Part IV. Erasure Code Pools

Ceph storage strategies involve defining data durability requirements (the ability to sustain the loss of one or more OSDs without losing data). Ceph uses replicated pools by default, meaning Ceph copies every object to a primary OSD and to one or more secondary OSDs. You may specify erasure (erasure-coded pool) to save storage space. Erasure-coding will reduce the amount of disk space required to ensure data durability, but it is computationally a bit more expensive than replication.

Erasure coding is a method of storing an object in the Ceph Storage cluster durably where the erasure code algorithm breaks the object into data chunks (k) and coding chunks (m), and stores those chunks in different OSDs. In the event of the failure of an OSD, Ceph can retrieve the remaining data (k) and coding (m) chunks from the other OSDs and the erasure code algorithm can restore the object from those chunks. Erasure coding uses storage capacity more efficiently than replication.
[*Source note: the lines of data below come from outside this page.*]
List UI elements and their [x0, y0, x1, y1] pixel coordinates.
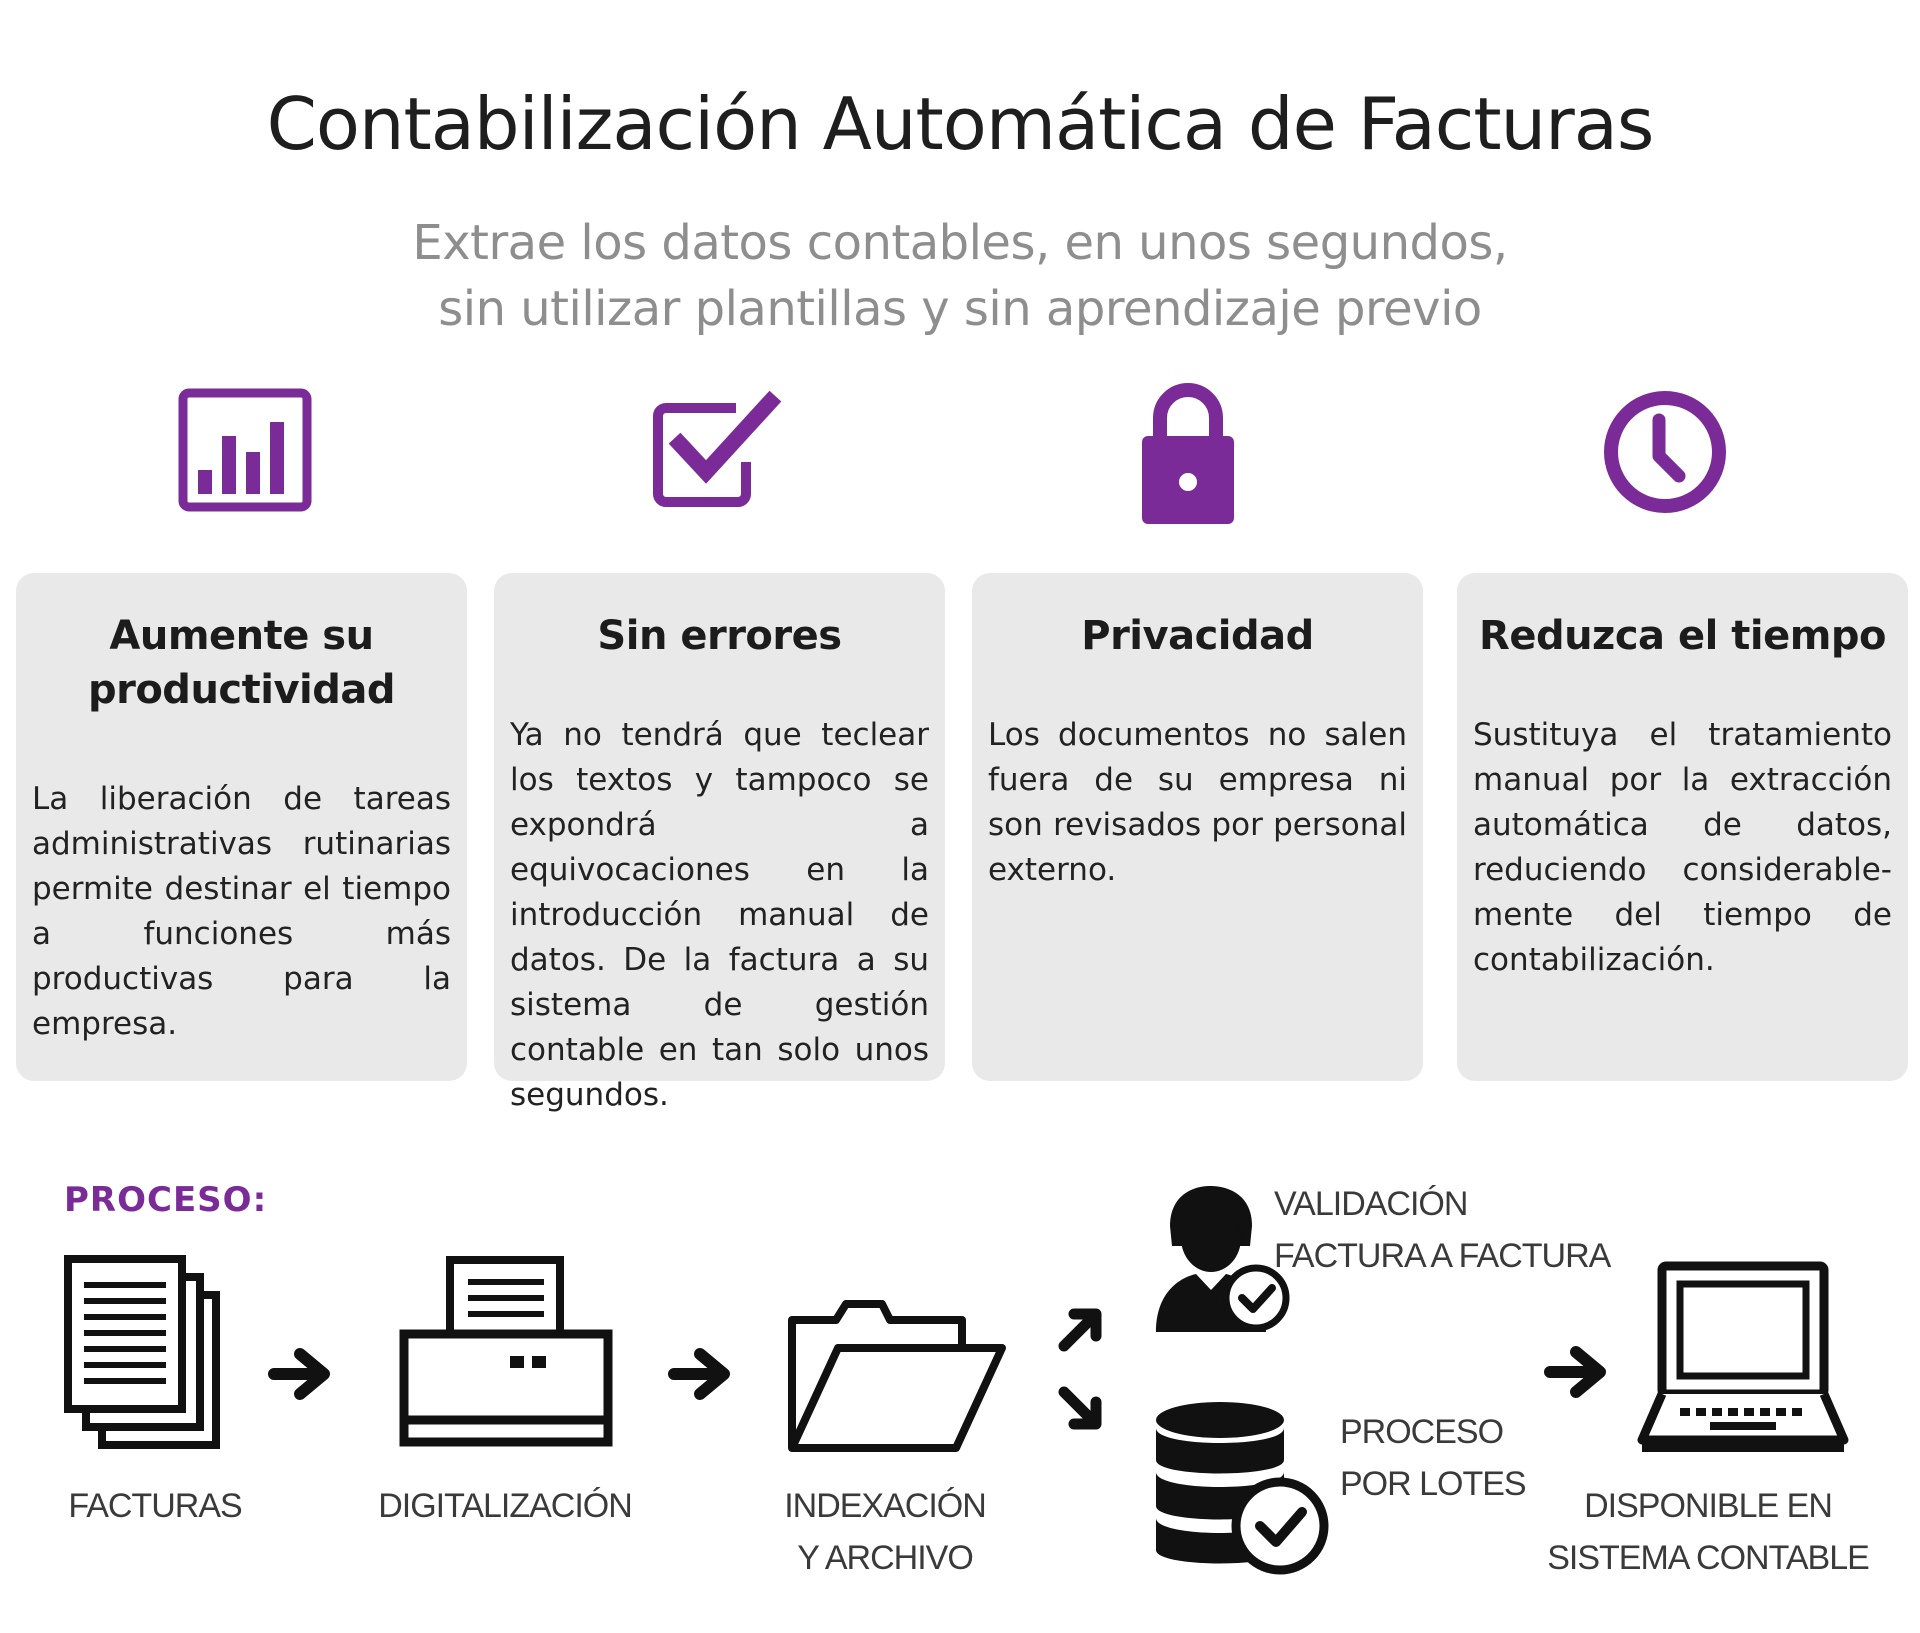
- feature-text: Ya no tendrá que teclear los textos y tampoco se expondrá a equivocaciones en la introducción manual de datos. De la factura a su sistema de gestión contable en tan solo unos segundos.: [510, 717, 929, 1113]
- feature-title-line: productividad: [87, 667, 396, 713]
- arrow-right-icon: [670, 1348, 736, 1400]
- feature-title: [32, 609, 451, 717]
- step-label-disponible: [1518, 1480, 1898, 1584]
- feature-card-sin-errores: [494, 573, 945, 1113]
- arrow-right-icon: [270, 1348, 336, 1400]
- arrow-right-icon: [1546, 1346, 1612, 1398]
- process-label: PROCESO:: [64, 1180, 268, 1220]
- user-check-icon: [1152, 1186, 1294, 1336]
- page-title: Contabilización Automática de Facturas: [266, 82, 1654, 166]
- checkbox-icon: [652, 390, 778, 512]
- step-label-validacion: [1274, 1178, 1610, 1282]
- step-label-line: Y ARCHIVO: [797, 1539, 973, 1577]
- step-label-line: SISTEMA CONTABLE: [1547, 1539, 1869, 1577]
- step-label-line: FACTURAS: [68, 1487, 242, 1525]
- page-subtitle: [0, 210, 1920, 342]
- step-label-line: PROCESO: [1340, 1413, 1504, 1451]
- scanner-icon: [398, 1256, 614, 1448]
- step-label-indexacion: [760, 1480, 1010, 1584]
- step-label-line: VALIDACIÓN: [1274, 1185, 1468, 1223]
- feature-card-productividad: [16, 573, 467, 1081]
- feature-text: La liberación de tareas administrativas rutinarias permite destinar el tiempo a funciones más productivas para la empresa.: [32, 781, 451, 1042]
- step-label-facturas: [40, 1480, 270, 1532]
- feature-title: [1473, 609, 1892, 663]
- step-label-line: INDEXACIÓN: [784, 1487, 986, 1525]
- arrow-down-right-icon: [1058, 1386, 1104, 1432]
- step-label-line: POR LOTES: [1340, 1465, 1526, 1503]
- subtitle-line: Extrae los datos contables, en unos segundos,: [412, 215, 1508, 271]
- clock-icon: [1601, 378, 1729, 526]
- feature-text: Los documentos no salen fuera de su empresa ni son revisados por personal externo.: [988, 717, 1407, 888]
- step-label-line: FACTURA A FACTURA: [1274, 1237, 1611, 1275]
- feature-card-privacidad: [972, 573, 1423, 1081]
- step-label-line: DIGITALIZACIÓN: [378, 1487, 632, 1525]
- feature-card-reduzca-tiempo: [1457, 573, 1908, 1081]
- feature-title-line: Aumente su: [109, 613, 374, 659]
- feature-title-line: Sin errores: [597, 613, 842, 659]
- padlock-icon: [1140, 378, 1236, 526]
- laptop-icon: [1636, 1260, 1850, 1456]
- feature-title: [988, 609, 1407, 663]
- step-label-digitalizacion: [360, 1480, 650, 1532]
- step-label-proceso-lotes: [1340, 1406, 1526, 1510]
- subtitle-line: sin utilizar plantillas y sin aprendizaje previo: [438, 281, 1482, 337]
- step-label-line: DISPONIBLE EN: [1584, 1487, 1832, 1525]
- feature-title: [510, 609, 929, 663]
- feature-title-line: Privacidad: [1081, 613, 1314, 659]
- arrow-up-right-icon: [1058, 1306, 1104, 1352]
- database-check-icon: [1150, 1398, 1334, 1578]
- bar-chart-icon: [178, 388, 312, 512]
- feature-title-line: Reduzca el tiempo: [1479, 613, 1886, 659]
- folder-icon: [786, 1298, 1008, 1454]
- documents-icon: [62, 1255, 222, 1451]
- feature-text: Sustituya el tratamiento manual por la extracción automática de datos, reduciendo considerable-mente del tiempo de contabilización.: [1473, 717, 1892, 978]
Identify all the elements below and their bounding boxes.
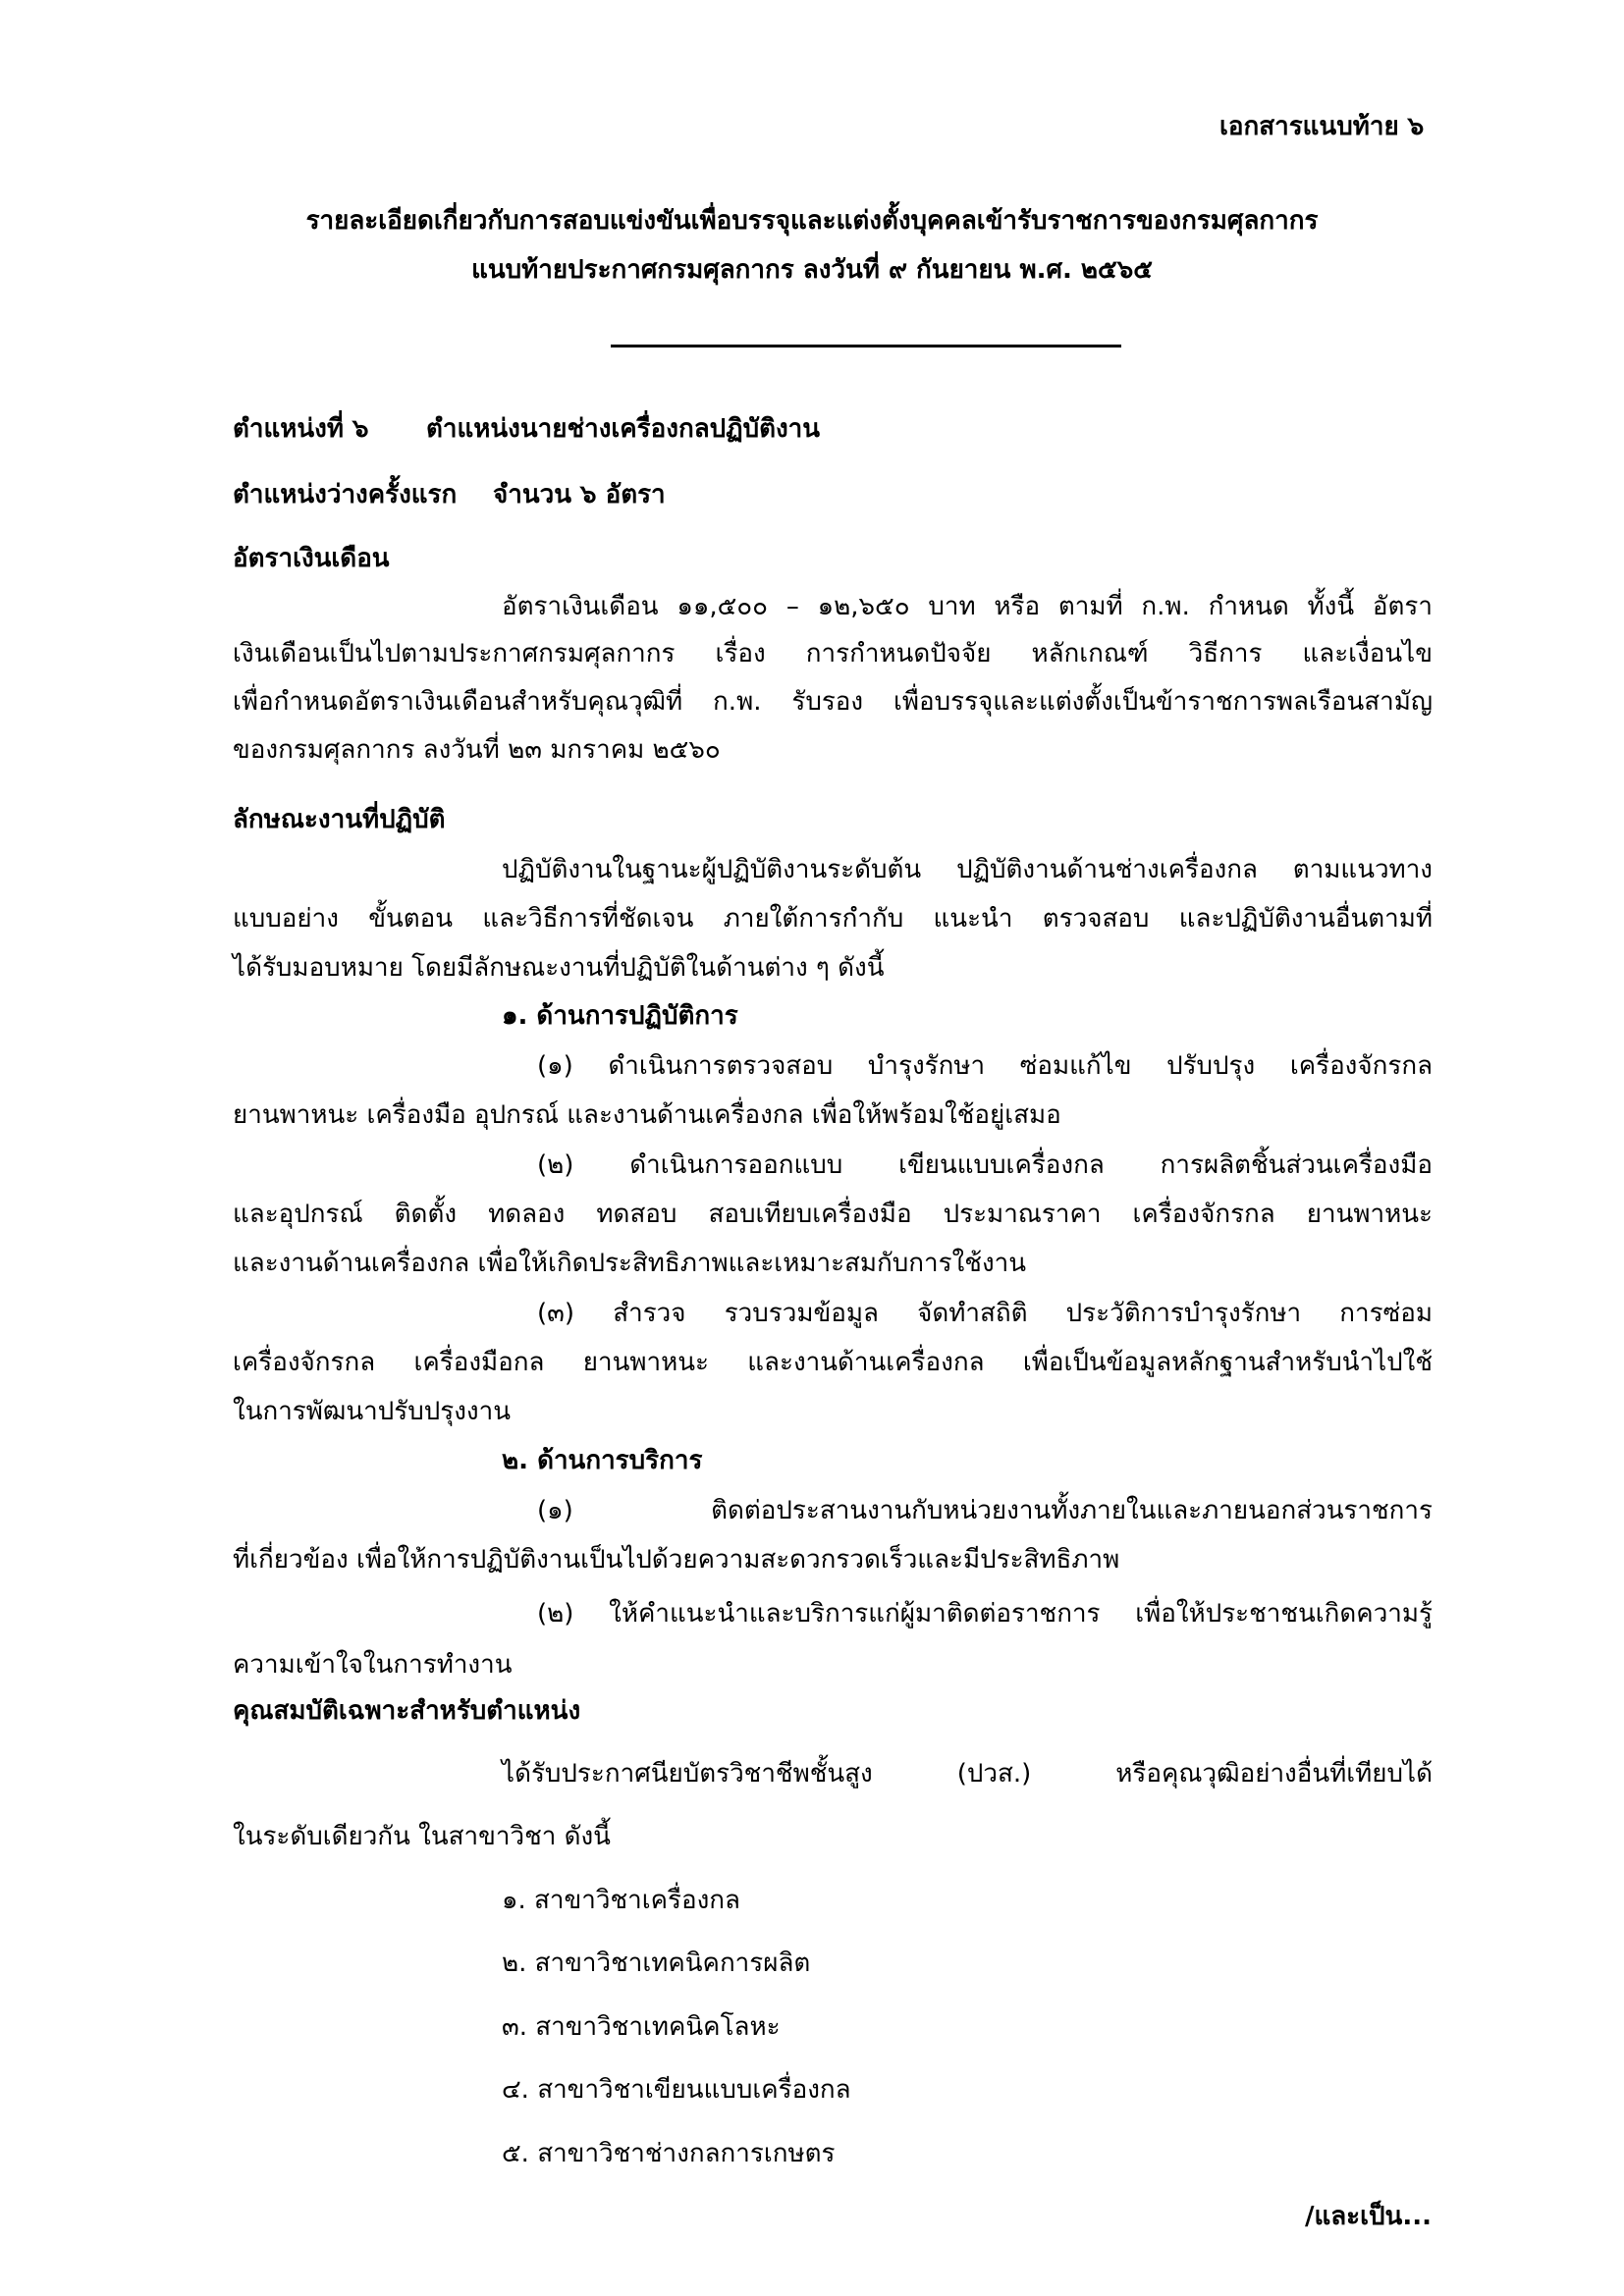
section-2-item-1-line-2: ที่เกี่ยวข้อง เพื่อให้การปฏิบัติงานเป็นไปด้วยความสะดวกรวดเร็วและมีประสิทธิภาพ [233,1545,1120,1575]
document-title-line-1: รายละเอียดเกี่ยวกับการสอบแข่งขันเพื่อบรรจุและแต่งตั้งบุคคลเข้ารับราชการของกรมศุลกากร [305,206,1319,236]
section-1-title: ๑. ด้านการปฏิบัติการ [502,1001,738,1031]
field-item: ๓. สาขาวิชาเทคนิคโลหะ [502,2012,781,2042]
section-2-item-2-line-2: ความเข้าใจในการทำงาน [233,1650,513,1680]
salary-line-3: เพื่อกำหนดอัตราเงินเดือนสำหรับคุณวุฒิที่ ก.พ. รับรอง เพื่อบรรจุและแต่งตั้งเป็นข้าราชการพลเรือนสามัญ [233,687,1433,717]
salary-line-1: อัตราเงินเดือน ๑๑,๕๐๐ – ๑๒,๖๕๐ บาท หรือ ตามที่ ก.พ. กำหนด ทั้งนี้ อัตรา [502,592,1433,621]
section-2-item-1-line-1: (๑) ติดต่อประสานงานกับหน่วยงานทั้งภายในและภายนอกส่วนราชการ [537,1496,1433,1525]
section-1-item-2-line-2: และอุปกรณ์ ติดตั้ง ทดลอง ทดสอบ สอบเทียบเครื่องมือ ประมาณราคา เครื่องจักรกล ยานพาหนะ [233,1200,1433,1229]
section-2-title: ๒. ด้านการบริการ [502,1446,703,1475]
section-1-item-1-line-2: ยานพาหนะ เครื่องมือ อุปกรณ์ และงานด้านเครื่องกล เพื่อให้พร้อมใช้อยู่เสมอ [233,1100,1061,1130]
section-1-item-2-line-1: (๒) ดำเนินการออกแบบ เขียนแบบเครื่องกล การผลิตชิ้นส่วนเครื่องมือ [537,1150,1433,1180]
duties-heading: ลักษณะงานที่ปฏิบัติ [233,805,446,834]
section-1-item-3-line-2: เครื่องจักรกล เครื่องมือกล ยานพาหนะ และงานด้านเครื่องกล เพื่อเป็นข้อมูลหลักฐานสำหรับนำไปใช้ [233,1348,1433,1377]
duties-intro-line-1: ปฏิบัติงานในฐานะผู้ปฏิบัติงานระดับต้น ปฏิบัติงานด้านช่างเครื่องกล ตามแนวทาง [502,855,1433,884]
title-divider [611,345,1121,347]
field-item: ๑. สาขาวิชาเครื่องกล [502,1886,740,1915]
section-1-item-1-line-1: (๑) ดำเนินการตรวจสอบ บำรุงรักษา ซ่อมแก้ไข ปรับปรุง เครื่องจักรกล [537,1051,1433,1081]
vacancy-label: ตำแหน่งว่างครั้งแรก [233,480,458,509]
qualifications-heading: คุณสมบัติเฉพาะสำหรับตำแหน่ง [233,1696,581,1726]
salary-heading: อัตราเงินเดือน [233,544,390,573]
duties-intro-line-2: แบบอย่าง ขั้นตอน และวิธีการที่ชัดเจน ภายใต้การกำกับ แนะนำ ตรวจสอบ และปฏิบัติงานอื่นตามที่ [233,904,1433,934]
position-name: ตำแหน่งนายช่างเครื่องกลปฏิบัติงาน [426,414,821,444]
salary-line-4: ของกรมศุลกากร ลงวันที่ ๒๓ มกราคม ๒๕๖๐ [233,735,721,765]
qualifications-line-1: ได้รับประกาศนียบัตรวิชาชีพชั้นสูง (ปวส.) หรือคุณวุฒิอย่างอื่นที่เทียบได้ [502,1759,1433,1789]
field-item: ๕. สาขาวิชาช่างกลการเกษตร [502,2139,836,2168]
duties-intro-line-3: ได้รับมอบหมาย โดยมีลักษณะงานที่ปฏิบัติในด้านต่าง ๆ ดังนี้ [233,953,885,983]
section-1-item-2-line-3: และงานด้านเครื่องกล เพื่อให้เกิดประสิทธิภาพและเหมาะสมกับการใช้งาน [233,1249,1027,1278]
field-item: ๔. สาขาวิชาเขียนแบบเครื่องกล [502,2075,851,2105]
annex-label: เอกสารแนบท้าย ๖ [1219,112,1425,141]
qualifications-line-2: ในระดับเดียวกัน ในสาขาวิชา ดังนี้ [233,1822,611,1851]
section-2-item-2-line-1: (๒) ให้คำแนะนำและบริการแก่ผู้มาติดต่อราชการ เพื่อให้ประชาชนเกิดความรู้ [537,1599,1433,1629]
position-label: ตำแหน่งที่ ๖ [233,414,369,444]
continuation-note: /และเป็น... [1305,2202,1432,2231]
document-title-line-2: แนบท้ายประกาศกรมศุลกากร ลงวันที่ ๙ กันยายน พ.ศ. ๒๕๖๕ [471,255,1153,285]
field-item: ๒. สาขาวิชาเทคนิคการผลิต [502,1949,811,1978]
section-1-item-3-line-3: ในการพัฒนาปรับปรุงงาน [233,1397,511,1426]
salary-line-2: เงินเดือนเป็นไปตามประกาศกรมศุลกากร เรื่อง การกำหนดปัจจัย หลักเกณฑ์ วิธีการ และเงื่อนไข [233,639,1433,668]
section-1-item-3-line-1: (๓) สำรวจ รวบรวมข้อมูล จัดทำสถิติ ประวัติการบำรุงรักษา การซ่อม [537,1299,1433,1328]
vacancy-count: จำนวน ๖ อัตรา [493,480,666,509]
The n-replication approach maintains n copies of an object (3x by default in Ceph), whereas erasure coding maintains only k + m chunks (e.g., 3 data and 2 coding chunks use 1.5x the storage space of the original object) and has similar durability characteristics when compared to having multiple deep copies of an object. While erasure coding uses less storage overhead than replication, the erasure code algorithm uses more RAM and CPU than replication when it accesses or recovers objects. Erasure coding is advantageous when data storage must be durable and fault tolerant, but doesn’t require fast read performance (e.g., cold storage, historical records, etc).

For a mathematical and detailed explanation on how erasure code works in Ceph, refer to section Erasure Coded I/O in Red Hat Ceph Storage 1.3 Architecture Guide.

Ceph creates a default erasure code profile when initializing a cluster with k=2 and m=1, meaning Ceph will spread the object data over three OSDs (k+m == 3) and Ceph can lose one of those OSDs without losing data. To know more about erasure code profiling see Erasure Code Profiles

Note

Erasure-coded pools are only supported with the RADOS Gateway (RGW). Using erasure-coded pools with a RADOS Block Device (RBD) is not supported. Please see Erasure-coded Pools and Cache Tiering, for more details on erasure coding and cache tiering.